The next day I spoke at the WLMA (Washington Library Media Association). Just before my talk, I ran up to my room to brush my teeth, comb my hair, and look over my PowerPoint one last time–only to discover that my computer claimed that my presentation was corrupted (my HS diary isn’t that edgy!). The only presentation accessible was one geared toward 4th grade Girl Scouts. Quickly I scrambled to add a few slides. And the presentation went fine, but not exactly as I’d hoped. Next time I’ll remember to actually use that flash drive I carry with me!
I also had a great time visiting with old Whitman College friends: Margy and Roz are librarians, and Royce Buckingham writes great boy books (we took the same English classes in college–and never imagined this day!).
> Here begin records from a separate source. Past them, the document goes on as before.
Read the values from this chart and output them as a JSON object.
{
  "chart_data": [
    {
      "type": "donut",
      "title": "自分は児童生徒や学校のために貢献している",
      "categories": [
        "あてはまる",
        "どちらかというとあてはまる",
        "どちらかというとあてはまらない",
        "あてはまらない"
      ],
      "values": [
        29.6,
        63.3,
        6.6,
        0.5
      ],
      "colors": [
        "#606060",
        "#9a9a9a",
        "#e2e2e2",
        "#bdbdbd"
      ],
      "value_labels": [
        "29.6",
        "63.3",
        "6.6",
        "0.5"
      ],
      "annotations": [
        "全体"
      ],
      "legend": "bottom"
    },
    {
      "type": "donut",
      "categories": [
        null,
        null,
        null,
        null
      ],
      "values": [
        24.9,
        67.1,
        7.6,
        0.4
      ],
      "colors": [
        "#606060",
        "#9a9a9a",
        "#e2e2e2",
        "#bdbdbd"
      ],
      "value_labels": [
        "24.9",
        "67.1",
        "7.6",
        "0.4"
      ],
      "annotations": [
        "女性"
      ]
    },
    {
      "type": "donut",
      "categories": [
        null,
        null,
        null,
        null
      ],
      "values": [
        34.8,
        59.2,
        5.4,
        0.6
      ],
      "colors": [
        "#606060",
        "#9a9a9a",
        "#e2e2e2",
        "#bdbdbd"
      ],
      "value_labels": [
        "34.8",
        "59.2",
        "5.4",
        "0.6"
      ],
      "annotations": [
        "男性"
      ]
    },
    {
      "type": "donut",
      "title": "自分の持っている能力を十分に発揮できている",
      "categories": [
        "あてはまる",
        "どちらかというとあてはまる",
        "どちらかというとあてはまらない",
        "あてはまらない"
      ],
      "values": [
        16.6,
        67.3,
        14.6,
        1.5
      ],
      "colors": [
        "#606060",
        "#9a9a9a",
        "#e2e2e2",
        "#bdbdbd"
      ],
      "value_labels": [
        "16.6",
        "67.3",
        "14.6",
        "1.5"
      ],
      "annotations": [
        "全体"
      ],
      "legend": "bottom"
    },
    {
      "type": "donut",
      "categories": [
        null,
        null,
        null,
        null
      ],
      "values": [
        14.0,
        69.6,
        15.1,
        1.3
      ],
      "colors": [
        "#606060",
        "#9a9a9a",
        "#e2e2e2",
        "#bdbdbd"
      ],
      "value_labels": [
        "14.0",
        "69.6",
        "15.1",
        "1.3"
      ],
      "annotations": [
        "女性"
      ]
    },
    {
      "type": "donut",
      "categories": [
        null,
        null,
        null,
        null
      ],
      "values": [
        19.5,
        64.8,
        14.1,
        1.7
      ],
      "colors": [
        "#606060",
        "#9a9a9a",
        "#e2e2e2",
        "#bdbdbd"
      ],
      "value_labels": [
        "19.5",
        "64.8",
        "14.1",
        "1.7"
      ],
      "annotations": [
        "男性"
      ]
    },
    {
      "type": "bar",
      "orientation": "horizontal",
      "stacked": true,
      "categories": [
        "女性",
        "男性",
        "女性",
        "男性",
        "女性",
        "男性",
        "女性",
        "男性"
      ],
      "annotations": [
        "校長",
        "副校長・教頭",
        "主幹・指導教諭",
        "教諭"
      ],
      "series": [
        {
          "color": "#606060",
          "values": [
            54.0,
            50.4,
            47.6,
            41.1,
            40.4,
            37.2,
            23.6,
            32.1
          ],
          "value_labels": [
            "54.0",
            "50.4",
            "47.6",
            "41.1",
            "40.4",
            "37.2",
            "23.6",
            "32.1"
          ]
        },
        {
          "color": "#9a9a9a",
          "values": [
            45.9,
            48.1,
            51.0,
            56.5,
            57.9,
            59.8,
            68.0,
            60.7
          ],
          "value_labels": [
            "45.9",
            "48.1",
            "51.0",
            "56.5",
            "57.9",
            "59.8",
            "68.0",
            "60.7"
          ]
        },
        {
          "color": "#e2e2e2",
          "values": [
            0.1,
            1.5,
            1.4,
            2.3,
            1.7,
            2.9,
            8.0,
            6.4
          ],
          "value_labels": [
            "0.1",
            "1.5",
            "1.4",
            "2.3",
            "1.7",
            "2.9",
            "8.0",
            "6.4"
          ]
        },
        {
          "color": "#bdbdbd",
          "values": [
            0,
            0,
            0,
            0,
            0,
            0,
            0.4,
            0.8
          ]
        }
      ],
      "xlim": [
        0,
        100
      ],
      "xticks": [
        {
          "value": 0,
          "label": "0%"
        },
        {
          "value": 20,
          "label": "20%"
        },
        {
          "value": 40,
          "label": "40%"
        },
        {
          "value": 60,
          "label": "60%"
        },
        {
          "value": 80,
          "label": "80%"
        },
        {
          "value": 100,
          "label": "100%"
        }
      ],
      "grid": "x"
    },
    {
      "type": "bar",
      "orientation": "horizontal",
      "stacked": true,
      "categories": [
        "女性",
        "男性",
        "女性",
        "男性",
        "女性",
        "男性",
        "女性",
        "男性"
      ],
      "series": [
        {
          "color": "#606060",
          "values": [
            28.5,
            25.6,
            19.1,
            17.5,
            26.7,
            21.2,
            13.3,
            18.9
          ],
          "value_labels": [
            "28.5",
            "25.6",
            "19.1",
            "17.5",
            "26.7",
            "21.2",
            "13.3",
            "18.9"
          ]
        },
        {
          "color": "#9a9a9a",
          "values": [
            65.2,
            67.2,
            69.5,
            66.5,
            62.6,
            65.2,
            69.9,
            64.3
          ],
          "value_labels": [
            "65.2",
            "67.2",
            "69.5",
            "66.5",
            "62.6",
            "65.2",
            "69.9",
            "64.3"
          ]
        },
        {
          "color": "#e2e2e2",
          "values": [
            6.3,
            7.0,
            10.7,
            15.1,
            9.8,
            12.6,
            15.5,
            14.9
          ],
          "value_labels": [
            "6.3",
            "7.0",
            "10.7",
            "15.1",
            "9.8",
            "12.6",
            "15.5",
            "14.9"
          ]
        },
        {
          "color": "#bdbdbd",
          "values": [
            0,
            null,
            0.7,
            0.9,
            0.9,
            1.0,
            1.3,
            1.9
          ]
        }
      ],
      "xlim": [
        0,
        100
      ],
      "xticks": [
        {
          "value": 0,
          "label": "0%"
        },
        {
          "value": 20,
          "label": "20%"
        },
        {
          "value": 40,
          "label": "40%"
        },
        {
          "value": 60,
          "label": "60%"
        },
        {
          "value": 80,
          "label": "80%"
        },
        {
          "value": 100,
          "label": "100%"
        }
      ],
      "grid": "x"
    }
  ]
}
I also loved hearing Sherman Alexie read the first chapter of his sequel to The Absolutely True Dairy of a Part Time Indian (it’s SO good) and listening to Alyson Noel’s publishing journey (she’s so charming!).
Oh, and if you haven’t sang karaoke with eleven librarians at midnight in an airport hotel lounge, well, I’m just saying, all that hush-hush stuff about librarians? Rumors, all rumors. Librarians are a blast!